# Moje serce jest twoje.



## moh07

Please translate the following
Mój serce jest twój
Thank you kindly for all your help


----------



## GyörgyMS

Hi moh07,

Moje serce jest twoje.

My heart is yours.

GyörgyMS


----------



## Athaulf

GyörgyMS said:


> Moje serce jest twoje.
> 
> My heart is yours.



Interestingly, if you translate it as "my heart is thine," all four words are actually cognates from Proto-Indo-European.


----------



## beclija

Are you saying it's a stupid question? *g*


----------



## AndrzejR

It is better to say: _Moje serce należy do Ciebie_.

My heart belongs to you.


----------



## El Torero

how about:
Moje serce, moja dusza i ciało zawsze było jest i będzie tylko Twoje. 
My heart, soul and body was, is and always will be only yours.


----------



## Jana337

This thread spawned a new one.


----------



## AguAmor

El Torero said:


> how about:
> Moje serce, moja dusza i ciało zawsze było jest i będzie tylko Twoje.
> My heart, soul and body was, is and always will be only yours.



Someone can think that it is fool.
But for my it is a very good sentence (simple but good), because we can learn a little more about Polish grammar. It is very dificult. 

Thank you. Have a nice day!


----------



## Ben Jamin

AguAmor said:


> Someone can think that it is fool.
> But for my it is a very good sentence (simple but good), because we can learn a little more about Polish grammar. It is very dificult.

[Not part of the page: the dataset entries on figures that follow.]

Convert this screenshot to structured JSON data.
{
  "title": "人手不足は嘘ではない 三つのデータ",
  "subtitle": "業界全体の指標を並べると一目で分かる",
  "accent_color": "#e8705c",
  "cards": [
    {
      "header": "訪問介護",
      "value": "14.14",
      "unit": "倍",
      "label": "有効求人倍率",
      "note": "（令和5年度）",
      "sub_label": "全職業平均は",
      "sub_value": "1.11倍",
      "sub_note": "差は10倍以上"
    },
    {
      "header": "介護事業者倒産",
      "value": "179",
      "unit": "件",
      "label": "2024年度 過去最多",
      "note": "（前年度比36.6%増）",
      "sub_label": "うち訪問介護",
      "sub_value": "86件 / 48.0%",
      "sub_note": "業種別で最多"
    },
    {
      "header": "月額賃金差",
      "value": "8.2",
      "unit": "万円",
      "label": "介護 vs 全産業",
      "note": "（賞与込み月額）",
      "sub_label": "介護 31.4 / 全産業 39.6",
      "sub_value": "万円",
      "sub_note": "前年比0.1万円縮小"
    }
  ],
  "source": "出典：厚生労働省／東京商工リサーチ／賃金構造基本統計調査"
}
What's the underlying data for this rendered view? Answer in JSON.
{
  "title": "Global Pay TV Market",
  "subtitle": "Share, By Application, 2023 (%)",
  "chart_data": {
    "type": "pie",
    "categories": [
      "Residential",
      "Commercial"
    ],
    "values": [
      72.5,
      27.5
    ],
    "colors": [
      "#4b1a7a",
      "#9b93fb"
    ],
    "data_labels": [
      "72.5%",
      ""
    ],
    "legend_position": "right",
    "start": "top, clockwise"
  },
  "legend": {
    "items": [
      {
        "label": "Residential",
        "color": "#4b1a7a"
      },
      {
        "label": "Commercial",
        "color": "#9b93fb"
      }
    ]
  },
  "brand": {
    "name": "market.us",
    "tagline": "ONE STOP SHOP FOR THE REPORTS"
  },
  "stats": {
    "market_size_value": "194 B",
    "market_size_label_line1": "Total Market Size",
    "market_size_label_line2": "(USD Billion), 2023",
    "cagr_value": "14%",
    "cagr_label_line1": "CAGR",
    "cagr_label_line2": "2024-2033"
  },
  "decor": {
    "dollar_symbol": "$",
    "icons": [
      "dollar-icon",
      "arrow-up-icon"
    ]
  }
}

 Not so much different from Spanish, though:
(el) corazón mio es tuyo
(la) alma mia es tuya
The main difference is that Polish has three genders and Spanish only two.


----------



## Slovianka

"*Moje serce pełne Ciebie*, #My heart is full of you 
moje serce jest Twoje, #My heart is yours
jak długo/ile godzin/ nie widziałem Cię już nawet nie wiem, # I can't even remember for how long/how many hours/  I haven't seen you now
ale wiem, że zawsze będziemy we dwoje" # But I know we'll always be together

- a piece of a song by Tomek Lipiński


----------